For a company with over $600 million in operating cash flow and over $5 in earnings per share, the stock has a market capitalization of just $29 billion. Devon Energy is cheap by every metric, with energy prices closer to their lows than at premium levels, where downside risk is too great.
Investors can take a solid position at current cheap levels and receive dividends that are typically double the current fixed rate. Devon Energy actually paid a variable dividend of $0.29 on top of a fixed rate of $0.20 due to weaker second-quarter results due to lower oil prices.

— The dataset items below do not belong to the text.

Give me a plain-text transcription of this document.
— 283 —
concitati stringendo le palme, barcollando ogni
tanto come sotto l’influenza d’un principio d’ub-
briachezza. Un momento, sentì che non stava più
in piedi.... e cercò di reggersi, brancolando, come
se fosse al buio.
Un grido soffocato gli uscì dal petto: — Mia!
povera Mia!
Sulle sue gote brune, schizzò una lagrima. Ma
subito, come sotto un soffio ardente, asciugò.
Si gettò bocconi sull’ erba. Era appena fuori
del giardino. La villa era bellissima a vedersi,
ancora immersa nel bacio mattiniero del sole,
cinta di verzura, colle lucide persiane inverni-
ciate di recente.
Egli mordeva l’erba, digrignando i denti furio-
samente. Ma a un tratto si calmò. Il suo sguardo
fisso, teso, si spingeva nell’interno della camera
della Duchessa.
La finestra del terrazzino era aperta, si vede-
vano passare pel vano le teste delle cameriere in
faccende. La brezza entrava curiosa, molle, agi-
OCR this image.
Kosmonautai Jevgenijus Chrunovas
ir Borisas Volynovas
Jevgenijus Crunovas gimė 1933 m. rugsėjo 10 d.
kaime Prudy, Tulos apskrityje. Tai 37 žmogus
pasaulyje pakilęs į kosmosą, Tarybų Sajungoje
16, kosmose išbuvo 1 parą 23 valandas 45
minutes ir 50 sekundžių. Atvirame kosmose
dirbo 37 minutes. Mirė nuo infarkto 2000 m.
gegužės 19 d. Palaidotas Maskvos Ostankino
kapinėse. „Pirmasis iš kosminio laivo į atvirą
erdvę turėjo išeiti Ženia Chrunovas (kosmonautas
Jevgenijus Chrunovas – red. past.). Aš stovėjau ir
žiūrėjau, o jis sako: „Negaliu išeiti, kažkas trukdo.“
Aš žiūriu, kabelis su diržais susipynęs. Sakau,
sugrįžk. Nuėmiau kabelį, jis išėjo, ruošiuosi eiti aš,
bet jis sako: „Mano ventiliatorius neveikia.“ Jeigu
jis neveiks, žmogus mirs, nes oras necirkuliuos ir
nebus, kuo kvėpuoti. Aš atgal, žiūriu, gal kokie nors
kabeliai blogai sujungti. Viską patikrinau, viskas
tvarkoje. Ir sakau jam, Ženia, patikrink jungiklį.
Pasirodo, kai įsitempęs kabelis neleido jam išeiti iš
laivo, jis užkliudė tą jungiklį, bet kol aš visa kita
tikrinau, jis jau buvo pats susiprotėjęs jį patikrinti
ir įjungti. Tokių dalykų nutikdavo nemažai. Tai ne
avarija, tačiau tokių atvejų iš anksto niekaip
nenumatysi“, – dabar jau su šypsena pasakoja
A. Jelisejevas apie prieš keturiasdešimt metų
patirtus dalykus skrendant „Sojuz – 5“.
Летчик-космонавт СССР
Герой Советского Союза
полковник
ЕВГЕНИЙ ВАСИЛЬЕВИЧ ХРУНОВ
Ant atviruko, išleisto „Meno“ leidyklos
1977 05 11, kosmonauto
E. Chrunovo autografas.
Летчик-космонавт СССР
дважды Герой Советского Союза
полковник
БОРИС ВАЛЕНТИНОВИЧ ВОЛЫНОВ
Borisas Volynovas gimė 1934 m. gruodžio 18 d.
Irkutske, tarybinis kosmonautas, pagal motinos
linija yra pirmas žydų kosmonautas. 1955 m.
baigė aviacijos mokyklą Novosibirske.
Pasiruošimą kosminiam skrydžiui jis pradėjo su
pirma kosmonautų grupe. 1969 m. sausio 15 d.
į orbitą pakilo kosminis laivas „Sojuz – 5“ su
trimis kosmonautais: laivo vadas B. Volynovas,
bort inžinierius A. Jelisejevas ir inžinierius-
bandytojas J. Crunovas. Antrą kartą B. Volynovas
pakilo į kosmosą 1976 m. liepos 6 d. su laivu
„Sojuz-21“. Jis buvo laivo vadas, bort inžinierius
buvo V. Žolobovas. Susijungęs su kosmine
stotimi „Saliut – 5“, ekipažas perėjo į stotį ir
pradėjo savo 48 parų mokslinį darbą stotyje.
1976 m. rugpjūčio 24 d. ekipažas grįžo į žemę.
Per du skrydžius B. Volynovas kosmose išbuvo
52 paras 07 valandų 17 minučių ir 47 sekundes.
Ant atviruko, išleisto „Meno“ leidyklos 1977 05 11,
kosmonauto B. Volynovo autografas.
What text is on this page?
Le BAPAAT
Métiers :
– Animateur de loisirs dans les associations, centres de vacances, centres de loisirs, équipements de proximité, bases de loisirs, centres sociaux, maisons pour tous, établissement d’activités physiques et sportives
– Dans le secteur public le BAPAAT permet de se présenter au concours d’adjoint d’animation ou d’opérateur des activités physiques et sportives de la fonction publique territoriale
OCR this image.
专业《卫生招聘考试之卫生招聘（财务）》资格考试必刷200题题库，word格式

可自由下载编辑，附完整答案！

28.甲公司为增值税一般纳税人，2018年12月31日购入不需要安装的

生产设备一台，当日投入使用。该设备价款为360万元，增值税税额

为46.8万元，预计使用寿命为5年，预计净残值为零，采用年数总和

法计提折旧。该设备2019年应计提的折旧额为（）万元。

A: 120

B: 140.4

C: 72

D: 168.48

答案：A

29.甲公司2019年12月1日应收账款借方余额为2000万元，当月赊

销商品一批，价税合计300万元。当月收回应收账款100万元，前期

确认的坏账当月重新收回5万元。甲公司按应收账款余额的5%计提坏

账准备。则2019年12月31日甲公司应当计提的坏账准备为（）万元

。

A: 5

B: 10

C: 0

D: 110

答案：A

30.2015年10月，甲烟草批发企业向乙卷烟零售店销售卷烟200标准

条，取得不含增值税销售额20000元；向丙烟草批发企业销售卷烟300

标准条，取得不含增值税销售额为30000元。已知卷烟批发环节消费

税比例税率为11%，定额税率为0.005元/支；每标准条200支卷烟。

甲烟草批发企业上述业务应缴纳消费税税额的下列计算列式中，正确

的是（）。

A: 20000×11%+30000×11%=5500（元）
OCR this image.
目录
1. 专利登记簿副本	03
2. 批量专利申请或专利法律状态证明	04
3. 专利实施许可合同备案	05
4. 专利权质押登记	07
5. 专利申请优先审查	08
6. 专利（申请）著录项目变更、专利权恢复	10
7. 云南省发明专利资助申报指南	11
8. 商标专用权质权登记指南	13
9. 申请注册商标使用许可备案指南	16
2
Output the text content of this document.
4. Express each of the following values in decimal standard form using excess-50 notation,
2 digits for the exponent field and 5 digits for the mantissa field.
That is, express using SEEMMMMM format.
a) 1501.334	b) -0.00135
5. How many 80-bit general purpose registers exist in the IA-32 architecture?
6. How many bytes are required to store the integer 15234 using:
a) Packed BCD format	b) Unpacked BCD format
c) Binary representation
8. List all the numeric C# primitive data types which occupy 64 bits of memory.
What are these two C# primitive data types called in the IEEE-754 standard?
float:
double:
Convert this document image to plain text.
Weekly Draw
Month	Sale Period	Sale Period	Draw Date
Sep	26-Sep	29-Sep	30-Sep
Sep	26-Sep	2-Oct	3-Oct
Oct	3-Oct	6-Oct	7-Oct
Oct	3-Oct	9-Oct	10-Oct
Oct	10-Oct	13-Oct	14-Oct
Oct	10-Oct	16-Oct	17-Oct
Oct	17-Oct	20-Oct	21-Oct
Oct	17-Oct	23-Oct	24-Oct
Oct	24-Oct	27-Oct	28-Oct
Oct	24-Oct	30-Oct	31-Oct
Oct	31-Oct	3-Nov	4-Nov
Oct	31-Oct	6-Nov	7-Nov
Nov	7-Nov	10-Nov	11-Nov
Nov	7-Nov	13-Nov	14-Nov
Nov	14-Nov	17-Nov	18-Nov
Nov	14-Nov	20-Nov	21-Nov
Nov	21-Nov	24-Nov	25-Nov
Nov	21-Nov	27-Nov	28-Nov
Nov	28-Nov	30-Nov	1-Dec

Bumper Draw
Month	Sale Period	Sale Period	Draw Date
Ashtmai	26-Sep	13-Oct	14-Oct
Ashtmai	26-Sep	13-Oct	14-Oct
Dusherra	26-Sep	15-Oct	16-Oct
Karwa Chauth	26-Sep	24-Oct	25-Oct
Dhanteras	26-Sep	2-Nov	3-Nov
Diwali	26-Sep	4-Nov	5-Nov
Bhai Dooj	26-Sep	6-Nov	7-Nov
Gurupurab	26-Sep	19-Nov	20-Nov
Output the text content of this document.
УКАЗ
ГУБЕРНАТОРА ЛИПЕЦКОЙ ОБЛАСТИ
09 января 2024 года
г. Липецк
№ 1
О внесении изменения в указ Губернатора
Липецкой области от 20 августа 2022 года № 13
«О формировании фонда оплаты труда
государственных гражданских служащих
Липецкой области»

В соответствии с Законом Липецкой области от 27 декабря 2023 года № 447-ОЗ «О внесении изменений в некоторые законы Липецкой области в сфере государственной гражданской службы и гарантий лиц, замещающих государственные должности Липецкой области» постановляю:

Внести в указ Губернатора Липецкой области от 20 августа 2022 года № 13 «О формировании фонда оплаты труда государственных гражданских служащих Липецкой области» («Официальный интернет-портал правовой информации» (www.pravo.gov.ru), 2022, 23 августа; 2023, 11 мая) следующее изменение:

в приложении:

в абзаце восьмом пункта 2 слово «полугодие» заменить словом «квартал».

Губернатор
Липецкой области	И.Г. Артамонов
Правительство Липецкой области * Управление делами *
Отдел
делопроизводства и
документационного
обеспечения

The combined quarterly dividend of $0.49 equates to a dividend yield of 4.2%. Recently, management announced that it wants to prioritize a stock repurchase program at current stock valuations.
Devon Energy purchased 5.2 million shares in the fourth quarter of last year for $234 million. The company has reduced its diluted share count from 677 million shares at the end of the third quarter of 2021 to 636 million shares at the end of 2023. Devon reduced the share count by 6% during a period when the company was more focused on dividend payments, providing insight into the potential for a significant reduction in the number of shares outstanding.
Maximum output
Devon Energy has been providing shareholders with one of the best net payout yields over the past few years. The current yield is close to 10% occidental petroleum corp. (oxygen), pioneer natural resources corp. (PXD) and Hess Corporation (HES) have become acquisition targets, but the combined yields of net repurchase yield and dividend yield are low.
The market clearly missed the opportunity to own a top-tier energy company at a bargain price. While oil prices are certainly headed lower, natural gas may eventually rise, and oil prices may diverge on whether to move higher or lower next.
Warren Buffett and Berkshire Hathaway (BRK.B) continues to overweight Occidental Petroleum Corp. despite Devon Energy offering a better net dividend yield and cheaper stock.
take away
The key takeaway for investors is that investors should continue to buy Devon Energy, which trades near multi-year lows while providing investors with strong capital returns from positive cash flow through disciplined capital investments . At these prices, the stock is somewhat insulated from lower oil prices, although higher oil or natural gas prices would provide upside potential.